Topic: Accuracy in Media
Spencer Irvine wrote in a March 1 Accuracy in Media blog post:
Hindsight is 20/20, but the question looms large: Why did the Associated Press start fact-checking Donald Trump and his cabinet appointees (such as Education Secretary Betsy DeVos’s recent comment on historical black colleges and universities and school choice) and did not fact check Obama or any of his cabinet secretaries?
We checked the Associated Press’s website and only found Donald Trump and Sarah Palin-related fact checks. When we expanded our search, PolitiFact had a fact check history of Obama’s first Education Secretary Arne Duncan (which is comparable to the AP’s recent fact check of DeVos).

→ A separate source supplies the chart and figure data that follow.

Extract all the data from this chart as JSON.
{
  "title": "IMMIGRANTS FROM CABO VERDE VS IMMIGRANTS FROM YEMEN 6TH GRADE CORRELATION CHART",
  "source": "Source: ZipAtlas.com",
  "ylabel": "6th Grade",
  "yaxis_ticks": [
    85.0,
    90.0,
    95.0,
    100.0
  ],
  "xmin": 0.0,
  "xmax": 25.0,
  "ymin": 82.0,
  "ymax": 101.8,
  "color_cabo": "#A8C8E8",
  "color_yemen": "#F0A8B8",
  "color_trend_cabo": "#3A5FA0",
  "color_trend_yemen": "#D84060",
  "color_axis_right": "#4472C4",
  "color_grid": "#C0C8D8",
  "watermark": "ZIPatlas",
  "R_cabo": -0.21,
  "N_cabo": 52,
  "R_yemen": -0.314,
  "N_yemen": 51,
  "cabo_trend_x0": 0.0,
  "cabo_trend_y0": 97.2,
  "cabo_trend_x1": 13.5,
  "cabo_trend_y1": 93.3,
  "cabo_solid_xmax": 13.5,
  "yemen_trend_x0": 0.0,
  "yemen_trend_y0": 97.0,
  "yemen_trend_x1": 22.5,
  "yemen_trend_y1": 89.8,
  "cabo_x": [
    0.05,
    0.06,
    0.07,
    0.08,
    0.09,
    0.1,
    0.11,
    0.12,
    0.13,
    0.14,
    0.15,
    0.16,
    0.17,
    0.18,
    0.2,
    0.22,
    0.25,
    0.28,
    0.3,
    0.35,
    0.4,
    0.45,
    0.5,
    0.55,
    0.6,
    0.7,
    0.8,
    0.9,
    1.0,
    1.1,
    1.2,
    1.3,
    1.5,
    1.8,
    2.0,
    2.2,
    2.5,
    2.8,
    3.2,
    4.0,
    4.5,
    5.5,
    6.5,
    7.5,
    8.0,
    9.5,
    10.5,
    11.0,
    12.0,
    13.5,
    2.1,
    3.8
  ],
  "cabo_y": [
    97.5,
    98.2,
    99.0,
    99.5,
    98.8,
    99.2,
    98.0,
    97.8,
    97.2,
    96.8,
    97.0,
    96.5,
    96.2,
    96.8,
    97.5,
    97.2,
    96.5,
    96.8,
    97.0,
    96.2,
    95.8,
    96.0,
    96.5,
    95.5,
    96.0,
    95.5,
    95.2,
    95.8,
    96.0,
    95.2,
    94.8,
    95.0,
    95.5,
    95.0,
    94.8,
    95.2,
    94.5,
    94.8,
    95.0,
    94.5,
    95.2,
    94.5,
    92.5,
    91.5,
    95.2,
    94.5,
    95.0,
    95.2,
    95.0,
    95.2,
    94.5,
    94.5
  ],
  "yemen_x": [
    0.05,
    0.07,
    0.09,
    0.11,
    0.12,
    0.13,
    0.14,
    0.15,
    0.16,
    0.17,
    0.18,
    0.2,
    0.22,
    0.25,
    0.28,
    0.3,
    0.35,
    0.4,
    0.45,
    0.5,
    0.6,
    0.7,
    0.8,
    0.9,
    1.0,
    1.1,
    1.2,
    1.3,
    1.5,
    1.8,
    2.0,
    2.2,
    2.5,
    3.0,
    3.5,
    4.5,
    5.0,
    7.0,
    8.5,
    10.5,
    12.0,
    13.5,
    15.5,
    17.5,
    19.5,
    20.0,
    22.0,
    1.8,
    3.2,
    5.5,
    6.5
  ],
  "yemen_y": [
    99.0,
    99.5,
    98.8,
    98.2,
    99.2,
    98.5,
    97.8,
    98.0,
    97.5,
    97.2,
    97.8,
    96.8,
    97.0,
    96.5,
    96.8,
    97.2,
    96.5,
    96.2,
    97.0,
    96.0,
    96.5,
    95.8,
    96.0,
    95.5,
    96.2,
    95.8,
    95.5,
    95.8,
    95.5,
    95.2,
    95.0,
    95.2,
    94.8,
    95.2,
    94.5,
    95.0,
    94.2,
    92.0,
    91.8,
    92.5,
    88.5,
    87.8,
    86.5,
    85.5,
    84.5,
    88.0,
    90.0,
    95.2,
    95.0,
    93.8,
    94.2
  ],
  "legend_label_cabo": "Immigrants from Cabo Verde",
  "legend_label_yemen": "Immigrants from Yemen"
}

Sounds like the Associated Press is eight years too late, as far as fair and balanced fact checks are concerned.
Another question looms large: How does someone who purports to be a media analyst not know how the Associated Press works?
While the AP is a news organization, it is also a news cooperative that syndicates its content to other news organizations, in part in return for those organizations sharing their content with the AP for redistribution. As such, AP content is as likely, if not more so, to be found at other news operation as the AP itself.
If Irvine had bothered to broaden his horizons, he would have easily found that, yes, the AP has been fact-checking Obama for years -- and he would have found some of that at right-wing websites.
For instance, here's a Daily Caller article touting an AP fact-check of Obama's 2015 State of the Union speech. (The full fact-check can be found at the New York Post.) And here's an AP fact-check of Obama's 2013 State of the Union posted at The Blaze. And here is that 2013 fact-check at Fox News. And the right-wing Washington Times published the AP fact-check of Obama's 2012 and 2014 State of the Union speeches.
Well, so much for accuracy in media at AIM.